Background Jobs: Proofing Ruby Workers
Overview
To minimize long-running requests in the IDP, we’ve moved calls that talk to vendors to background jobs. We have implemented those background jobs as jobs using GoodJob.
We currently use proofing jobs for PII verification.
(to update this diagram, edit the Async Architecture file in Figma and re-export it)
The lifecycle of a job:
- The user submits a form to the IDP
- For PII verification jobs, the payload will contain PII:
- First name
- Last name
- Date of Birth
- SSN
- Driver’s license number
- Address
- For PII verification jobs, the payload will contain PII:
- The IDP will enqueue a background job
- Job parameters are persisted to the PSQL database
- Sensitive parameters are symmetrically encrypted by a server-side IDP key (see notes on server-side encryption)

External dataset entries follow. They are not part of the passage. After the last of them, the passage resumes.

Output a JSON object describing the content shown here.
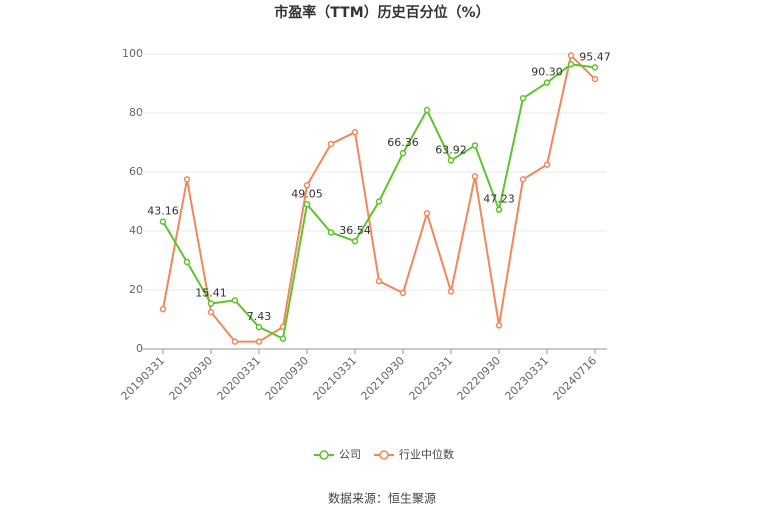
{
  "chart_data": {
    "type": "line",
    "title": "市盈率（TTM）历史百分位（%）",
    "categories": [
      "20190331",
      null,
      "20190930",
      null,
      "20200331",
      null,
      "20200930",
      null,
      "20210331",
      null,
      "20210930",
      null,
      "20220331",
      null,
      "20220930",
      null,
      "20230331",
      null,
      "20240716"
    ],
    "series": [
      {
        "name": "公司",
        "color": "#5ec42c",
        "values": [
          43.16,
          29.5,
          15.41,
          16.5,
          7.43,
          3.5,
          49.05,
          39.5,
          36.54,
          50,
          66.36,
          81,
          63.92,
          69,
          47.23,
          85,
          90.3,
          96.5,
          95.47
        ],
        "value_labels": [
          "43.16",
          null,
          "15.41",
          null,
          "7.43",
          null,
          "49.05",
          null,
          "36.54",
          null,
          "66.36",
          null,
          "63.92",
          null,
          "47.23",
          null,
          "90.30",
          null,
          "95.47"
        ]
      },
      {
        "name": "行业中位数",
        "color": "#f4875a",
        "values": [
          13.5,
          57.5,
          12.5,
          2.5,
          2.5,
          7.5,
          55.5,
          69.5,
          73.5,
          23,
          19,
          46,
          19.5,
          58.5,
          8,
          57.5,
          62.5,
          99.5,
          91.5
        ]
      }
    ],
    "ylim": [
      0,
      100
    ],
    "yticks": [
      0,
      20,
      40,
      60,
      80,
      100
    ],
    "grid": true,
    "source": "数据来源：恒生聚源"
  }
}
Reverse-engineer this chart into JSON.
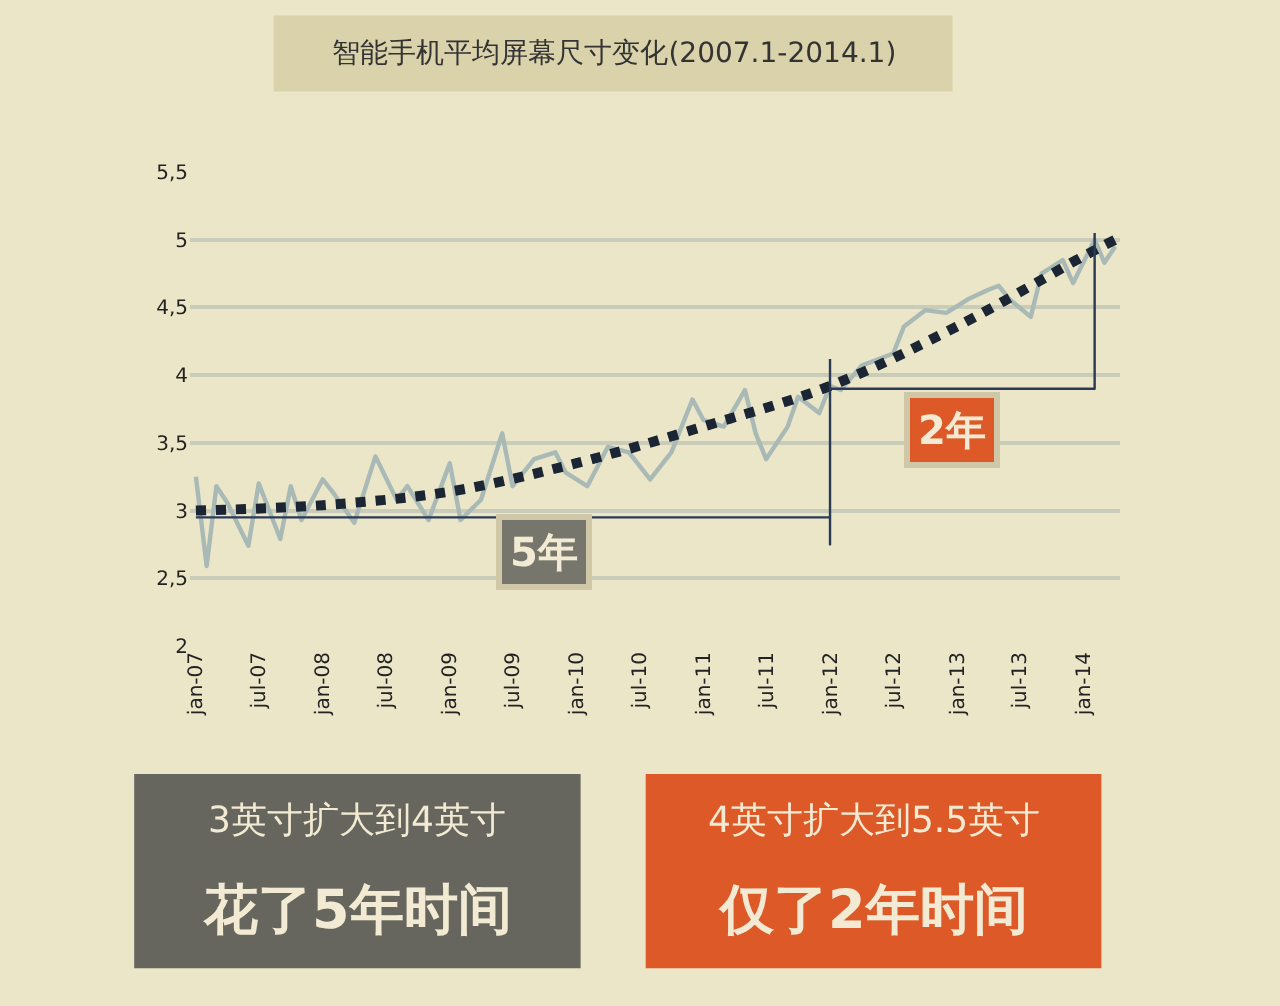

- The IDP will show a waiting page to the user
- The Worker host polls the background jobs table. When it pulls a job:
- Writes to the jobs table to mark the job as claimed
- It will make HTTP requests via our outbound proxy to vendors
- The request to the vendors will include PII
- When the worker process is done, it will
- Update the jobs table to mark the job as done, and
- Store the result (which may contain PII) in Redis, symmetrically encrypted and with a 60 second expiration.
- PII in the payload may include data from reading the driver’s license
- First name
- Last name
- Date of Birth
- Driver’s license number
- Address
- The user waiting page will be polling for the result of the background job, where the IDP will
check Redis for the result for that particular job. Once it is complete, the user will continue
to the next step of the flow.
- If after 60 seconds the IDP has not seen a response for the job, the IDP will decide the job has timed out, and show an error screen to the user, giving them an option to retry.
Server-Side Encryption
The server stores job arguments in RDS. The Ruby code encrypts arguments that contain PII
using the same encryption to encode a session: AES-256-GCM inside of an AWS KMS-encrypted message.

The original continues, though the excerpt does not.